Bodhisattva – Sarah Arvio
While I was excited that a new voice would grace the front door of this tavern I was disheartened almost immediately to learn that the new voice was just one generation removed from the previous innkeeper. It’s a game I play with the BAP. Can I guess the age and college associated with the writer? I know my generation, know my people. Over the years it has been heartening to see my Xers start to pepper, and then become fully integrated into, and then be the old guard of the BAP as the millennials come marching in.
But I can tell from the first couplet of the first stanza of Bodhisattva, I can tell that sound is more important than meaning in this poem, that meaning is something I am going to have to find or give up on. It frustrates me. It frustrates me at the end of a poem if I am unmoved, and uninformed, and uninspired. Call me a neo-romantic. Call me a post-postmodernist. Call me a reconstructionist. Call me a snob. I come to a poem to hear the genuine heart-story of a human being. I detest being toyed with.

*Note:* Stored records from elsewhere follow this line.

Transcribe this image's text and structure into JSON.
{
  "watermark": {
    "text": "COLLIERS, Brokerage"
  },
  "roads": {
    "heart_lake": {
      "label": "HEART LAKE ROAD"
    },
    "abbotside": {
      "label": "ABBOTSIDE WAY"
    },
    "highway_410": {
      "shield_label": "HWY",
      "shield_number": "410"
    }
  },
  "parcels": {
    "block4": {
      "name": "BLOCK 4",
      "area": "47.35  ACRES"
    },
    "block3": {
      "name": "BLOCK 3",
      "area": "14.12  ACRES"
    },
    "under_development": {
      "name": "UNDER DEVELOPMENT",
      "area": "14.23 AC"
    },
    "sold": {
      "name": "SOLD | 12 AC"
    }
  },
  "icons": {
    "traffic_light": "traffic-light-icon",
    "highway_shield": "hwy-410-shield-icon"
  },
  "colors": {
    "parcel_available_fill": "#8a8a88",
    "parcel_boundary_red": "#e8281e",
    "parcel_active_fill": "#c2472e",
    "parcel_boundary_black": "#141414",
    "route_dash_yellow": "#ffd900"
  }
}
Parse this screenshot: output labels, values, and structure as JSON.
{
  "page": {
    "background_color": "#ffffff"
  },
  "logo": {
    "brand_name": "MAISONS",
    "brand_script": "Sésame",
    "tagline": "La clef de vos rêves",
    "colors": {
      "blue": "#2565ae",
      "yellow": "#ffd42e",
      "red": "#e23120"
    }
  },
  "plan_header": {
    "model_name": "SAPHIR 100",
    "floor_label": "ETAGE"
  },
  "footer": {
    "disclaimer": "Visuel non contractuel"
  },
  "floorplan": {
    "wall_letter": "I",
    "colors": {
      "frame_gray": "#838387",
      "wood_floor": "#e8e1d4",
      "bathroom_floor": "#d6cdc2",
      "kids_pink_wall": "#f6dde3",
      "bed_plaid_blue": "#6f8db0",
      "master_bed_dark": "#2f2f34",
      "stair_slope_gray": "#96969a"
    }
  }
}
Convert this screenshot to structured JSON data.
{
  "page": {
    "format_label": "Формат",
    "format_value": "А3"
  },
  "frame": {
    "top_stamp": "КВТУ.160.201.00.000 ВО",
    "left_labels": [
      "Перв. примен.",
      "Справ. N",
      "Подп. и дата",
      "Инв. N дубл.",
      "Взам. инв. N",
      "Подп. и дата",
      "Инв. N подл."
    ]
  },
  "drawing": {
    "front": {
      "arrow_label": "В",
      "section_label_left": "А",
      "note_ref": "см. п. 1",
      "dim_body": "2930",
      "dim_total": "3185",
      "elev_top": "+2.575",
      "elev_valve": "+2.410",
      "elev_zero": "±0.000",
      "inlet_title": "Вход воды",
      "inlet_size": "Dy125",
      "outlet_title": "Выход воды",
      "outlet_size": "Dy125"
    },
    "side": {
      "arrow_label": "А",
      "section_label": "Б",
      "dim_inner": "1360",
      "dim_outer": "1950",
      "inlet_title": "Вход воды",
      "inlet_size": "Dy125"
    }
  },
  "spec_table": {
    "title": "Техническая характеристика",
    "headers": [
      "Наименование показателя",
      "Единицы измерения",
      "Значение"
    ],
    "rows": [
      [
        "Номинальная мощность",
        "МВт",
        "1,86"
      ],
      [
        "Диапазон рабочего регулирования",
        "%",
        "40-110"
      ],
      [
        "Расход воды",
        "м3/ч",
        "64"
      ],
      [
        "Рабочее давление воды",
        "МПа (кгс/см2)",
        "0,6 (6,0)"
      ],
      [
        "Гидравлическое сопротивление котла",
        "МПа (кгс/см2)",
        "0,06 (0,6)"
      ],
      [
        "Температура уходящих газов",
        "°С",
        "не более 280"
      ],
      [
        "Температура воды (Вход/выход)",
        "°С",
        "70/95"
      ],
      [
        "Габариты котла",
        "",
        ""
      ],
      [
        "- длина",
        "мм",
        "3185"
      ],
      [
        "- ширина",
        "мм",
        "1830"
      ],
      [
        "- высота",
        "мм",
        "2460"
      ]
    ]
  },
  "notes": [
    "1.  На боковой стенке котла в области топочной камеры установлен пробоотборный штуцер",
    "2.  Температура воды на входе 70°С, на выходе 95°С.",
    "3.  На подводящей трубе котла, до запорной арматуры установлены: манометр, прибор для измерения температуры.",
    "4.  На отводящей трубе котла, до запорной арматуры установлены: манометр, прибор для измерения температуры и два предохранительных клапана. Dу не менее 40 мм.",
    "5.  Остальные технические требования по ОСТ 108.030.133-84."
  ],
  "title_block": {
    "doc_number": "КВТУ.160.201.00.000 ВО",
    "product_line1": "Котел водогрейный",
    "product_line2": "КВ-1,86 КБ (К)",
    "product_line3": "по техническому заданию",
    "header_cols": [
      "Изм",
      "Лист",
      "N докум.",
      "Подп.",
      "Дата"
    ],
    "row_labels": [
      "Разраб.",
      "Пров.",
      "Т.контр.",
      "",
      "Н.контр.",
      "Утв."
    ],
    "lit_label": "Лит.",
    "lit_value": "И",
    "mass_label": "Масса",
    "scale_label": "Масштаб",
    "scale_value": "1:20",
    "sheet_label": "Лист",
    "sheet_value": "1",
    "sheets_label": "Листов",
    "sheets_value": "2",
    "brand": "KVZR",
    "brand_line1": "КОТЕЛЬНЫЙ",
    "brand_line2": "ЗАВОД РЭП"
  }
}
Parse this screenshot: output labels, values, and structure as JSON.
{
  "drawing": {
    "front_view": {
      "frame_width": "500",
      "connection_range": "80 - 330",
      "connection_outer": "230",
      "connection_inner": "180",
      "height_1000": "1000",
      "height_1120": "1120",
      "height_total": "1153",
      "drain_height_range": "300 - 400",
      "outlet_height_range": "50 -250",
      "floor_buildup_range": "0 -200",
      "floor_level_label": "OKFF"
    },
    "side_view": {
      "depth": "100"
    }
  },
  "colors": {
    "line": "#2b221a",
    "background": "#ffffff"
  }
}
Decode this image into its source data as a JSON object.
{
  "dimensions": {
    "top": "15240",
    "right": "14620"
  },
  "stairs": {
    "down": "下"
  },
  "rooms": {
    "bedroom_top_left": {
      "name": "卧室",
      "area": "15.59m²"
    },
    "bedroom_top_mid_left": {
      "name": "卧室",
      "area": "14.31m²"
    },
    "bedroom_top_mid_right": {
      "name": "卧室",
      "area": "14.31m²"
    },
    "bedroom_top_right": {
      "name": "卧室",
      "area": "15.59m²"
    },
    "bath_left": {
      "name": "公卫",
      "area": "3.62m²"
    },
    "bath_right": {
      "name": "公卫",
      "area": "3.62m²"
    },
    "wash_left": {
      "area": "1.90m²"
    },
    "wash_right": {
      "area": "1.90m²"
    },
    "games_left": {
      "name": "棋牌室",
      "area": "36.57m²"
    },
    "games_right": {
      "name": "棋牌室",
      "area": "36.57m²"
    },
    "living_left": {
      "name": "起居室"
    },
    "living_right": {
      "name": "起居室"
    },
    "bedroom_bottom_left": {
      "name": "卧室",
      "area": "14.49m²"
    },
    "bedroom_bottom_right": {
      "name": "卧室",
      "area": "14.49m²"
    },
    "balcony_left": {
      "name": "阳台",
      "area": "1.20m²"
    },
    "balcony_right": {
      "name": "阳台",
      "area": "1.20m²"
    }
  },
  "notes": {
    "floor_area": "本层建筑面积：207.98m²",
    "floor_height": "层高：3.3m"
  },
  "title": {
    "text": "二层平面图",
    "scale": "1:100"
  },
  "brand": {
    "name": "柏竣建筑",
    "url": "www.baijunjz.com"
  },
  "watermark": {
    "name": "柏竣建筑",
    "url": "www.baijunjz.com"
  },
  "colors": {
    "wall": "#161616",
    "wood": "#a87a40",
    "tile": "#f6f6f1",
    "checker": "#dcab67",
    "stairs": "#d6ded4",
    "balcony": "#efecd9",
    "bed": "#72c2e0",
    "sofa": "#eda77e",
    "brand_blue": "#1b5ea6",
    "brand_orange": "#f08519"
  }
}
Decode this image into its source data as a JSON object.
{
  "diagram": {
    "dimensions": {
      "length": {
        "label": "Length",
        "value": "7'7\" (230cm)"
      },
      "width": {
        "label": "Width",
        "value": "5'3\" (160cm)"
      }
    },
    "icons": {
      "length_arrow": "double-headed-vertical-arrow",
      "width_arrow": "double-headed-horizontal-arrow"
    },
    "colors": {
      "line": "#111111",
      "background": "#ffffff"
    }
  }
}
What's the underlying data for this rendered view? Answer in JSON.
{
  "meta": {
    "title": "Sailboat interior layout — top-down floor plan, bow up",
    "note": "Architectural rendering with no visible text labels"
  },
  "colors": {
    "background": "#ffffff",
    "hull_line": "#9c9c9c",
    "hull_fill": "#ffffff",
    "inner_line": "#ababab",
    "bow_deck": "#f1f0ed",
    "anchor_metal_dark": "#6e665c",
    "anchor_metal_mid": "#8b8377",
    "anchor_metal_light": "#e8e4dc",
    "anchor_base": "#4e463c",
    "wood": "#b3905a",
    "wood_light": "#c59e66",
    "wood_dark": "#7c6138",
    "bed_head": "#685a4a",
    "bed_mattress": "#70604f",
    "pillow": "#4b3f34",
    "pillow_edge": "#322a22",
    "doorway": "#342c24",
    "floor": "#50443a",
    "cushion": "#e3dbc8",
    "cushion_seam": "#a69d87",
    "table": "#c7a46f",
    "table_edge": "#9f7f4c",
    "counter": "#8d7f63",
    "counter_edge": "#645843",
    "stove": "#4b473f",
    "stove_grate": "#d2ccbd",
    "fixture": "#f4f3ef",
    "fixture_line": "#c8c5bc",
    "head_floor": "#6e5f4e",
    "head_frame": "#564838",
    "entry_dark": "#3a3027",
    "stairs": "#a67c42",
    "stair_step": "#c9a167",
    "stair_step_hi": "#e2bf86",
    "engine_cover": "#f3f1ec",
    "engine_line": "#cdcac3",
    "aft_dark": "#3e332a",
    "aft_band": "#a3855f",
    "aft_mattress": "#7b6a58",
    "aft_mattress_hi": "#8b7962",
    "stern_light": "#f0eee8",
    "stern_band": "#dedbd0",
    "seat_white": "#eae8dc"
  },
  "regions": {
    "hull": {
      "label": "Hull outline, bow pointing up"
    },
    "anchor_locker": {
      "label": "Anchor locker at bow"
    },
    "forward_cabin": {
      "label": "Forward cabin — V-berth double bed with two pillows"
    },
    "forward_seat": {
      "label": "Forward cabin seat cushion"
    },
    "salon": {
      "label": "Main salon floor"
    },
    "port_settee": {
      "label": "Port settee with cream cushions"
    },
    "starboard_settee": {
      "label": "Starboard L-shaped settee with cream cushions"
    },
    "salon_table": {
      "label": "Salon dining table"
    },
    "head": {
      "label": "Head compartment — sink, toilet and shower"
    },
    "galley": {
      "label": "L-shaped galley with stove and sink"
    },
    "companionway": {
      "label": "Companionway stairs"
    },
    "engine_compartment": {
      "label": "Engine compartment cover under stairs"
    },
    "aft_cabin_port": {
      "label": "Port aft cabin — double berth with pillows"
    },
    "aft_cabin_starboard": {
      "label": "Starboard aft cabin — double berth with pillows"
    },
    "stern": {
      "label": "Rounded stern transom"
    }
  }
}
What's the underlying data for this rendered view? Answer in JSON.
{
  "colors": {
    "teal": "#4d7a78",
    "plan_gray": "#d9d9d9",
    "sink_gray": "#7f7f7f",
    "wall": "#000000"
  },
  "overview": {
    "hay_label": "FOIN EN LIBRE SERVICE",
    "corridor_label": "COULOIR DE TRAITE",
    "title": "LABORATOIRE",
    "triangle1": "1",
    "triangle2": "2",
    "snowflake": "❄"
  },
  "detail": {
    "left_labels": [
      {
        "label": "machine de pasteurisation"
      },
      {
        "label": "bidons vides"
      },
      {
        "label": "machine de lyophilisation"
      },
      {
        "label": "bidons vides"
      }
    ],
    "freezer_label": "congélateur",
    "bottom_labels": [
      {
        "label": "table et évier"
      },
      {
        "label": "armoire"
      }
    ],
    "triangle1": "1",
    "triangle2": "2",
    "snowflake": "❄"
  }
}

At the end of the poem I guess the author was born mid-century, maybe Ivy League. I look at the bio and comment in the back of the book (my favorite part of the Best American Poetry). 1954. Taught at Princeton. What infuriates me more are the comments afterwards. Paraphrased: ‘I like how words sound. I played with the sound. I found out later what Bodhisattva meant.’
You have an opportunity to move minds, to raise consciousness, to share your experience and life and truth. And you use it to play a children’s game. And that is then considered the best American poetry. Baby boomers.